The Independent Voter Project (IVP) this week filed a petition for Writ of Certiorari with the Supreme Court challenging the constitutionality of New Jersey’s “closed” primary election system based on the same premise – elections should serve people, not parties.
Statement from S. Chad Peace, lead attorney for IVP’s legal team:
Clearly, the courts are recognizing that the parties are abusing their legislative responsibilities for their personal, partisan advantage.S. Chad Peace, IVP attorney
Justice Ginsburg’s majority opinion in Arizona redistricting case is compelling as she acknowledges that the source of power of the government flows from the people, not political parties or institutions. (In part, Justice Ginsburg wrote, “The animating principle of our Constitution is that the people themselves are the originating source of all the powers of government.”)

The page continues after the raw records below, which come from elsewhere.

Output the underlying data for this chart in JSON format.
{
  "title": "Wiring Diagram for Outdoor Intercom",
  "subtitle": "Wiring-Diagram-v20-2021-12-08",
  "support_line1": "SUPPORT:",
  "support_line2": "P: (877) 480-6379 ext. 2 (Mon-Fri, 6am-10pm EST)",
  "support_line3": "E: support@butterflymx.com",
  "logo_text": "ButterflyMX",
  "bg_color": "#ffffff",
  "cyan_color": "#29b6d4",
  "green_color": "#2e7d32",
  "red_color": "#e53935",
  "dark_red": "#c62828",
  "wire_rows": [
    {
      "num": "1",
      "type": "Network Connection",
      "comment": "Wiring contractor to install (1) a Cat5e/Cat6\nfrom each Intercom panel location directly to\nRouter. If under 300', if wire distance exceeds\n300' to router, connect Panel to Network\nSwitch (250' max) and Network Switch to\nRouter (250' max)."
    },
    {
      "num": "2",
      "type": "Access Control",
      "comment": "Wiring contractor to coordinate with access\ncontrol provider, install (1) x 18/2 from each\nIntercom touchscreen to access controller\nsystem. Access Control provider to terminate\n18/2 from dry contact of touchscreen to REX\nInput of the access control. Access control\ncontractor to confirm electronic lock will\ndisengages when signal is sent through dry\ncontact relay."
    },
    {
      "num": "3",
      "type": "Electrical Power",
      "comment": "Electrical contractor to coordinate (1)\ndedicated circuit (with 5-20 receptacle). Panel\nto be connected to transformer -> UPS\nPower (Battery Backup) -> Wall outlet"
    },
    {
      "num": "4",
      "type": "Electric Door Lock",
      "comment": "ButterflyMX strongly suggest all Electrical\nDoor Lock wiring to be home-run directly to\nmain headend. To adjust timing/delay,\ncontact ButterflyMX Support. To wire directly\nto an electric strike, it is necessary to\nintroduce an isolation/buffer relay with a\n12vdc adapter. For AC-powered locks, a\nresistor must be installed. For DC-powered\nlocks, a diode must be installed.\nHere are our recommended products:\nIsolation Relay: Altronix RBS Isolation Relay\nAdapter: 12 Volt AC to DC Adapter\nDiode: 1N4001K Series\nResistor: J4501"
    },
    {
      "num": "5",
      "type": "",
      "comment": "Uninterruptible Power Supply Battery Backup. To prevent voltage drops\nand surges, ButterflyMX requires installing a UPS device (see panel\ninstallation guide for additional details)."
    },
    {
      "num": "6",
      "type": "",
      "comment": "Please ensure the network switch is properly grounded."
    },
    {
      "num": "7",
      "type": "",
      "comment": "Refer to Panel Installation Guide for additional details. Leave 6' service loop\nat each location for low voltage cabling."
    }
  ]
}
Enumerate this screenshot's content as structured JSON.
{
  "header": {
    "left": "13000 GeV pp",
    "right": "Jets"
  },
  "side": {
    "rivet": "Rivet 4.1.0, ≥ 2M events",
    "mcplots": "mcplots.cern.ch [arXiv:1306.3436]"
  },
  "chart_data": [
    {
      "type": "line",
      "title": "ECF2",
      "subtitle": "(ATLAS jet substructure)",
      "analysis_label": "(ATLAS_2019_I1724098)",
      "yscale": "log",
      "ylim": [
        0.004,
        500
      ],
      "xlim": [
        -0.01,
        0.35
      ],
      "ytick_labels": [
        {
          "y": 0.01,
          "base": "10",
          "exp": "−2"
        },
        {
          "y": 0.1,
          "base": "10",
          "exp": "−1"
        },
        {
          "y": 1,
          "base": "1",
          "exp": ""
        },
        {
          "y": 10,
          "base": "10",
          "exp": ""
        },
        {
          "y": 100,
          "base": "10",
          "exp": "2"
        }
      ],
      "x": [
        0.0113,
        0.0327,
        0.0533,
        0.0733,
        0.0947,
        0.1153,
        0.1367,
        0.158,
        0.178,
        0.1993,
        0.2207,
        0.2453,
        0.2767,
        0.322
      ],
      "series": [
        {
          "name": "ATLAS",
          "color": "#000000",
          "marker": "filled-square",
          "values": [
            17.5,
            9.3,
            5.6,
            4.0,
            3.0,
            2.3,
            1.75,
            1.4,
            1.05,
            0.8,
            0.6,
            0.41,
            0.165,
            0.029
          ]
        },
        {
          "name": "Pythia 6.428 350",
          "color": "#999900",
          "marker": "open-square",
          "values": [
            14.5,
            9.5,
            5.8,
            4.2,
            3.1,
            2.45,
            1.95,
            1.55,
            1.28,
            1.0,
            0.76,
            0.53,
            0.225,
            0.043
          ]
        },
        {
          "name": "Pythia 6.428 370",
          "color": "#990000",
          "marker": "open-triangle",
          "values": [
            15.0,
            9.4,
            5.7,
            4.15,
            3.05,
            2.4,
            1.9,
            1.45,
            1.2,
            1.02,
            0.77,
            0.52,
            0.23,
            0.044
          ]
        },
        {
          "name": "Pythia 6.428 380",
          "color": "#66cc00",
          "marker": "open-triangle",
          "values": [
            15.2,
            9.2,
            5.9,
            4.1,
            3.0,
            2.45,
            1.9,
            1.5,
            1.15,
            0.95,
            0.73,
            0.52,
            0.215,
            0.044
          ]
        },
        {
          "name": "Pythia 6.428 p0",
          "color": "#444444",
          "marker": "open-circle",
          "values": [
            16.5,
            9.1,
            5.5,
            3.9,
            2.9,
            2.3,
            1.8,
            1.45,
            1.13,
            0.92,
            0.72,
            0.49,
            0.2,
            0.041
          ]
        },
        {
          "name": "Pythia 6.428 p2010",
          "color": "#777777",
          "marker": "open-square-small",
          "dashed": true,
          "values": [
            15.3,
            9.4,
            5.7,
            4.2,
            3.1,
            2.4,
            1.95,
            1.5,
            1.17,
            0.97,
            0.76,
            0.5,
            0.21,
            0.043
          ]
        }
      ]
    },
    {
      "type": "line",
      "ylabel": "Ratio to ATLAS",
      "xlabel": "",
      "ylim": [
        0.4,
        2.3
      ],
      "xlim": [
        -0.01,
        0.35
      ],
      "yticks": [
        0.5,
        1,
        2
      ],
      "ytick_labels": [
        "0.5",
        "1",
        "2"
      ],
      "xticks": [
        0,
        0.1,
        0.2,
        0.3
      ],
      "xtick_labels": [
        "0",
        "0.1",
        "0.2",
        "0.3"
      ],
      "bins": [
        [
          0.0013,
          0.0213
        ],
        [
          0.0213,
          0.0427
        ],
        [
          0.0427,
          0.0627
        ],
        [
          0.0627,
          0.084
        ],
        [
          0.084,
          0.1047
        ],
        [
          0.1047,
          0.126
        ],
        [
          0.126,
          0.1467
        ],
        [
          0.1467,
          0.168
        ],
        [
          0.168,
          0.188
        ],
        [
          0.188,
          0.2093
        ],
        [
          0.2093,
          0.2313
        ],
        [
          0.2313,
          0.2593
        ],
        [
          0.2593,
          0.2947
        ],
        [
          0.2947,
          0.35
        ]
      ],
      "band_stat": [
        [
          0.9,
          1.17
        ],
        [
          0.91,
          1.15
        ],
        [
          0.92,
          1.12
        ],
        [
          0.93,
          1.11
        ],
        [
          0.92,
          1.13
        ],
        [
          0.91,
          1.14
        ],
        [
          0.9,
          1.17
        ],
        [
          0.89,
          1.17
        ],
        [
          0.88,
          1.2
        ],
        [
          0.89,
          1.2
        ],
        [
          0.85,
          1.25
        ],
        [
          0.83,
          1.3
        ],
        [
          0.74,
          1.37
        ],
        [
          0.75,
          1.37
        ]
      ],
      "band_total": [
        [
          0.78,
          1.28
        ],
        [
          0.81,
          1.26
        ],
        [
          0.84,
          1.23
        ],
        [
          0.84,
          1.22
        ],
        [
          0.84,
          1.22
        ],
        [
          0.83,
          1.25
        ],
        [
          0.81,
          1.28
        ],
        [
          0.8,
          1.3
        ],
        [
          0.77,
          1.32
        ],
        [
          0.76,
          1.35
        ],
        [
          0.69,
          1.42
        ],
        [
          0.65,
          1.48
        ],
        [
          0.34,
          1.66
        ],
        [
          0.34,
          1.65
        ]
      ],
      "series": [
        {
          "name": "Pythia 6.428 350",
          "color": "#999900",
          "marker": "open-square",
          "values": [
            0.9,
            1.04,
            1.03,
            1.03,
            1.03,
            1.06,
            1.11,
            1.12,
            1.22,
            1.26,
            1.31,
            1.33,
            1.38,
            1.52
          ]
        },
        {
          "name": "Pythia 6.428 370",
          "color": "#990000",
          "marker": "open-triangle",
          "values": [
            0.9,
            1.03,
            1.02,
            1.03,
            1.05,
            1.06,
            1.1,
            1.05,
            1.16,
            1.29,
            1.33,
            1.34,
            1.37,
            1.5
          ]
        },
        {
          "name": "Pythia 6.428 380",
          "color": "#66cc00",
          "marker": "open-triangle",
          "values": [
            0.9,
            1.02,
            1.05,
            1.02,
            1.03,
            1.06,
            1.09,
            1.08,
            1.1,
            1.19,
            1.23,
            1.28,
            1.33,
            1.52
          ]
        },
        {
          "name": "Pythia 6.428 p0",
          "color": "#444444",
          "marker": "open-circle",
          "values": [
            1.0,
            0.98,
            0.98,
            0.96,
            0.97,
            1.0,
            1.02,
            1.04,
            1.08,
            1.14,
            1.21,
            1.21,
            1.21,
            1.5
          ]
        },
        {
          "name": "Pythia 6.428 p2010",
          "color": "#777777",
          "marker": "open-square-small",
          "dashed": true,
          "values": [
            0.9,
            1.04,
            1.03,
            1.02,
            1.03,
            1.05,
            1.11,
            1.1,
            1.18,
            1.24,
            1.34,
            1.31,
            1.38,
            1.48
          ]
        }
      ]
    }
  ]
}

These types of redistricting decisions at state courts are following the Supreme Court of the United States’ lead: Fundamental fairness applies to individual voters … Not the narrow interests of the partisans who are in control of a state’s legislature.
While we are realistic in our expectations on whether our petition to the Supreme Court challenging the constitutionality of the closed primary election system in New Jersey that denies unaffiliated voters (47% of all voters in NJ) an equally meaningful vote at an integral phase of election process, rulings like the recent Florida decision give us confidence that the courts and the country are moving in the right direction on the issue of fundamental voter’s rights.”